Вечер был душный, появились комары. Данилыч, затянув люк марлей, укрылся в каюте. Нам спать не хотелось. На берегу загорались костры, слышались смех и пение.

— Пошли в гости, — предложил Сергей.

— Куда? Тебя приглашали?

— Неважно. Пошли, брось эти стариковские штуки. Мне казалось неудобным заявиться к чужим людям, к тому же — кто знает, как смотрят на такие визиты молчаливые волгари… Сергей утверждал, что к костру можно запросто подойти в любой части света, а я советовал первым делом, когда он напросится на огонек, передать хозяевам привет от своей бабушки. Потом судовой врач ушел, я намазался «Тайгой», лег на палубу и принялся отдыхать.

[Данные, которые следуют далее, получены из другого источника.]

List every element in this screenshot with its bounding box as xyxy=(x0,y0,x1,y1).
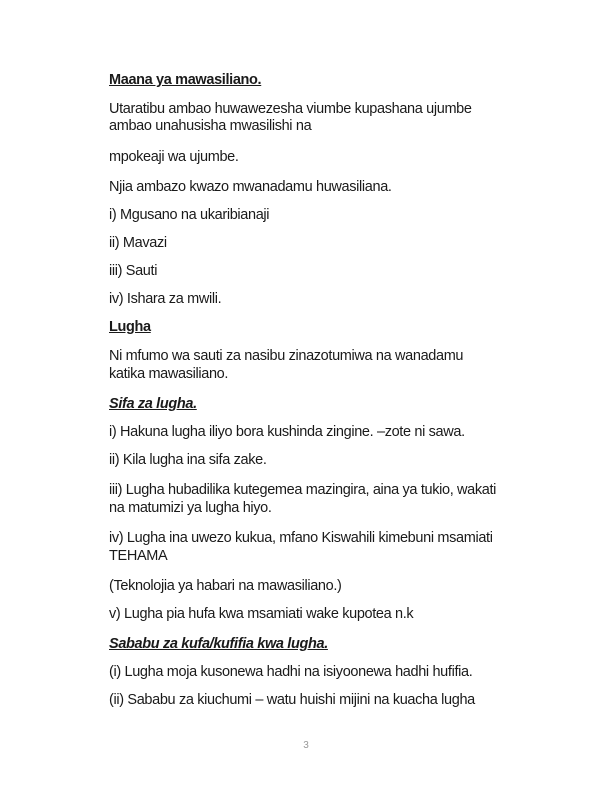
list-item: (i) Lugha moja kusonewa hadhi na isiyoonewa hadhi hufifia. xyxy=(109,664,473,680)
heading-sifa: Sifa za lugha. xyxy=(109,396,197,412)
list-item: iii) Sauti xyxy=(109,263,158,279)
list-item: iv) Lugha ina uwezo kukua, mfano Kiswahili kimebuni msamiati xyxy=(109,530,493,546)
list-item: (Teknolojia ya habari na mawasiliano.) xyxy=(109,578,342,594)
list-item: na matumizi ya lugha hiyo. xyxy=(109,500,272,516)
paragraph-line: Ni mfumo wa sauti za nasibu zinazotumiwa na wanadamu xyxy=(109,348,464,364)
list-item: i) Hakuna lugha iliyo bora kushinda zingine. –zote ni sawa. xyxy=(109,424,465,440)
paragraph-line: mpokeaji wa ujumbe. xyxy=(109,149,239,165)
list-item: iv) Ishara za mwili. xyxy=(109,291,222,307)
paragraph-line: Njia ambazo kwazo mwanadamu huwasiliana. xyxy=(109,179,392,195)
list-item: (ii) Sababu za kiuchumi – watu huishi mijini na kuacha lugha xyxy=(109,692,475,708)
paragraph-line: Utaratibu ambao huwawezesha viumbe kupashana ujumbe xyxy=(109,101,472,117)
paragraph-line: katika mawasiliano. xyxy=(109,366,229,382)
list-item: i) Mgusano na ukaribianaji xyxy=(109,207,270,223)
list-item: ii) Kila lugha ina sifa zake. xyxy=(109,452,267,468)
paragraph-line: ambao unahusisha mwasilishi na xyxy=(109,118,312,134)
page-number: 3 xyxy=(303,740,309,751)
heading-sababu: Sababu za kufa/kufifia kwa lugha. xyxy=(109,636,328,652)
list-item: TEHAMA xyxy=(109,548,168,564)
list-item: ii) Mavazi xyxy=(109,235,167,251)
list-item: iii) Lugha hubadilika kutegemea mazingira, aina ya tukio, wakati xyxy=(109,482,497,498)
heading-lugha: Lugha xyxy=(109,319,151,335)
heading-maana: Maana ya mawasiliano. xyxy=(109,72,262,88)
list-item: v) Lugha pia hufa kwa msamiati wake kupotea n.k xyxy=(109,606,414,622)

Заснуть не удавалось. На плавбазе зажгли огни, свет резал глаза. Над ухом ныл комар. Храпел и стонал в духоте каюты Данилыч. На берегу пели. Звенели кузнечики, задорно и протяжно, как пионерский горн. Я принялся размышлять, почему их звон приходит наплывами, то затихая, то усиливаясь, пришел к выводу, что это иллюстрирует эффект звуковых биений, и задремал, но комары тут же искусали веки, на которых не было «Тайги».

— Вагончик тронется! — пели у ближнего костра.

— На переднем — Стенька Разин! — ревели у дальнего.

Веки чесались. Я встал, увидел красные отблески огня на воде и черные пляшущие тени, и меня охватила тоска по веселью, по людям. Там, на берегу, ничего обо мне не знали и не стремились узнать. Это было обидно. Я чувствовал ревность к чужой, незнакомой жизни; я подумал, что мы чересчур замкнулись в узком мирке яхты. И побрел на огонек.